Quote of the Day

Growth for the sake of growth is the philosophy of the cancer cell. PHiLOSOPHY and LiFE blog

Saturday, July 16, 2005

Gilead by Marilynne Robinson

There is a balm in Gilead

To make the wounded whole.

There is a balm in Gilead

To heal the sin-sick soul.

I Gilead book coverwas leant this book and took some time reading it. It is beautiful and deeply moving. Click on the image or follow this link, to learn more about the story and the author (who I believe won the 2005 Pulitzer Prize for this novel).

It seems to me that, among other things, this story is a reworking of the story of the Prodigal Son (Luke 15.11-end). The first person voice, John Ames, struggles with whether he can be the good father to his godson and namesake, John Ames Boughton. He struggles with his antipathy and his jealousy. Grace abounds.

What stikes me is that John Ames represents both the father and the older son in Luke parable. As the 'father', he comes to understand the prodigal's waywardness and inability to be at home, he grows in compassion and he becomes able to bless his son, despite the son's continued atheism.

As the 'elder son' he is the one in his family who never leaves home, who is faithful to his calling and to the town of Gilead. He struggles with his jealousy that this prodigal has the love and acceptance of his (genetic) father (old Boughton) and of his own wife. For some reason he cannot fathom, that love for the prodigal is greater, or perhaps more overt, than the love for the stay-at-home son. He fears that the prodigal will take up with his wife when he is dead - will claim his inheritance.

John Ames receives healing in both these aspects of his 'sin-sick soul' and dies whole.

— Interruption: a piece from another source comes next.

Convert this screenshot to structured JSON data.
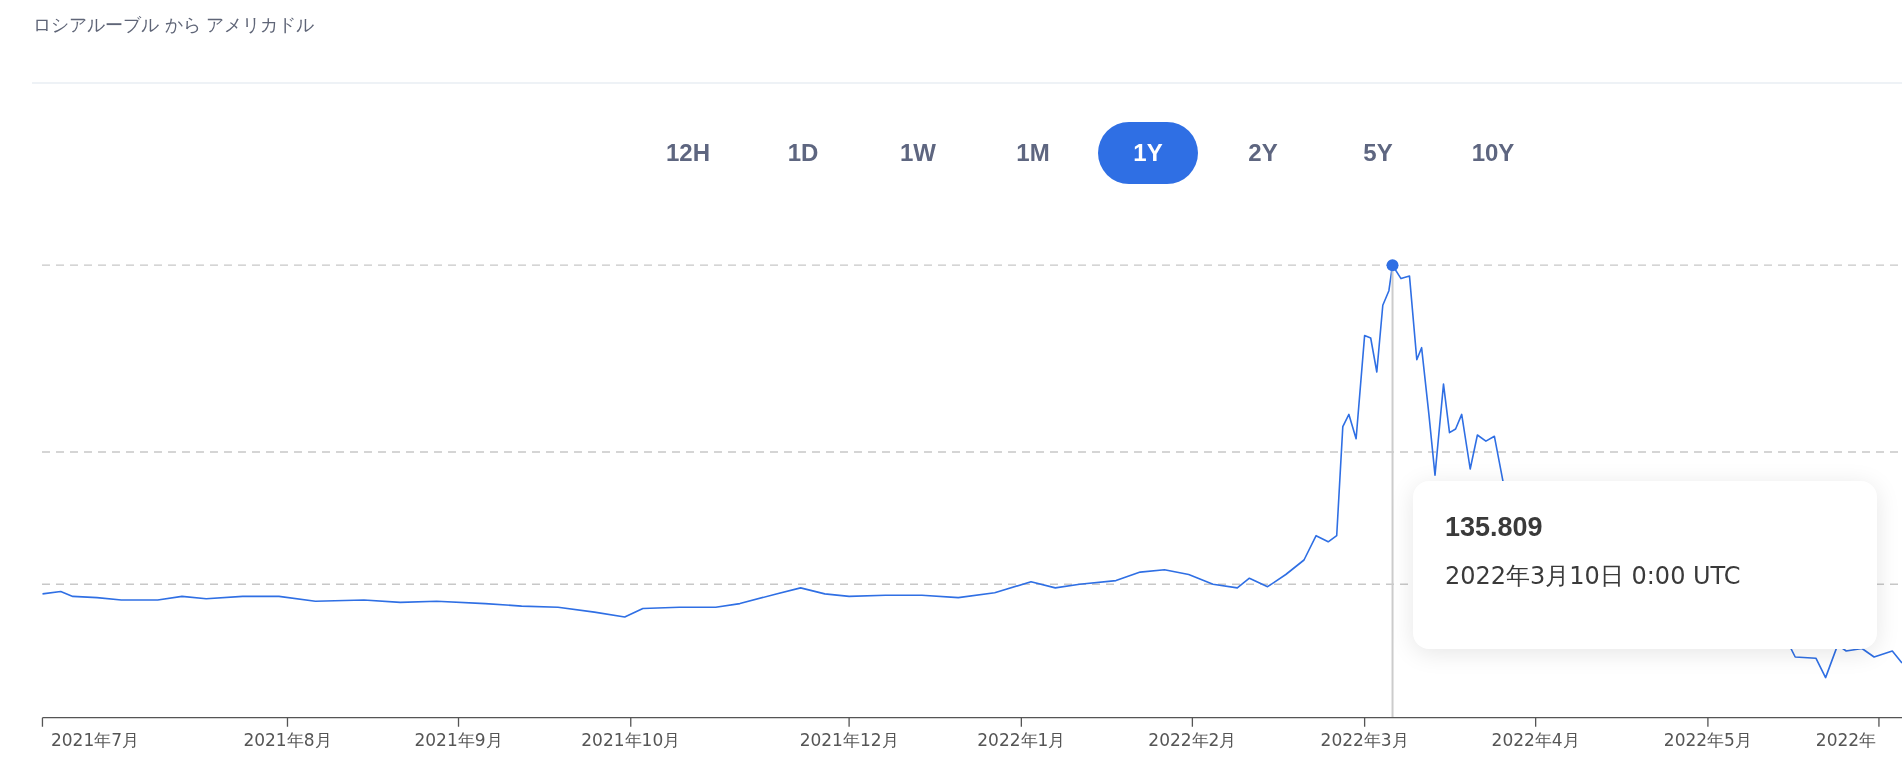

It is an amazing book of an old man reviewing his life, struggling with great honesty with his demons, open-eyed to his faults and to his ways of self-deception, yet full of self-acceptance and love for the world he is about to leave.

Saturday, July 09, 2005

Reasons not to pray: 1, 2, 3

Why is prayer so difficult - desired and avoided in equal measure? I think there are three key reasons:

  1. Prayer is the time when we stop everything else we are doing. Often the first thing that occurs is an awareness of pain in myself or others: the physical or emotional or global pain, which is an opportunity for our healing and the healing of the world. It is the way of the Cross. Boredom, restlessness, loneliness, emptiness, tiredness, simple physical pain, unresolved grief (is it ever fully resolved?), failure and unfulfilled longing & dreams. Being aware of being a body puts me in touch with my fragility and mortality.
  2. Being utter failures: by definition prayer is something we cannot do; it is something God does in us. We are utterly unable to 'make it happen'; we are utterly dependant on God. We become aware of dependence and disconnection.
  3. Beauty is nothing but the beginning of terror (Duino Elegy no.1 by Rilke). God, the Universe, are so large and unimaginable and utterly other that we are filled with terror. This is akin to being plugged into the Total Perspective Vortex as described in the Hitchhiker's Guide to the Galaxy

Each of these is destructive of what we fondly like to think of as our selves. They reveal our utter indigence, mutability, insignificance and dependence. Enjoy!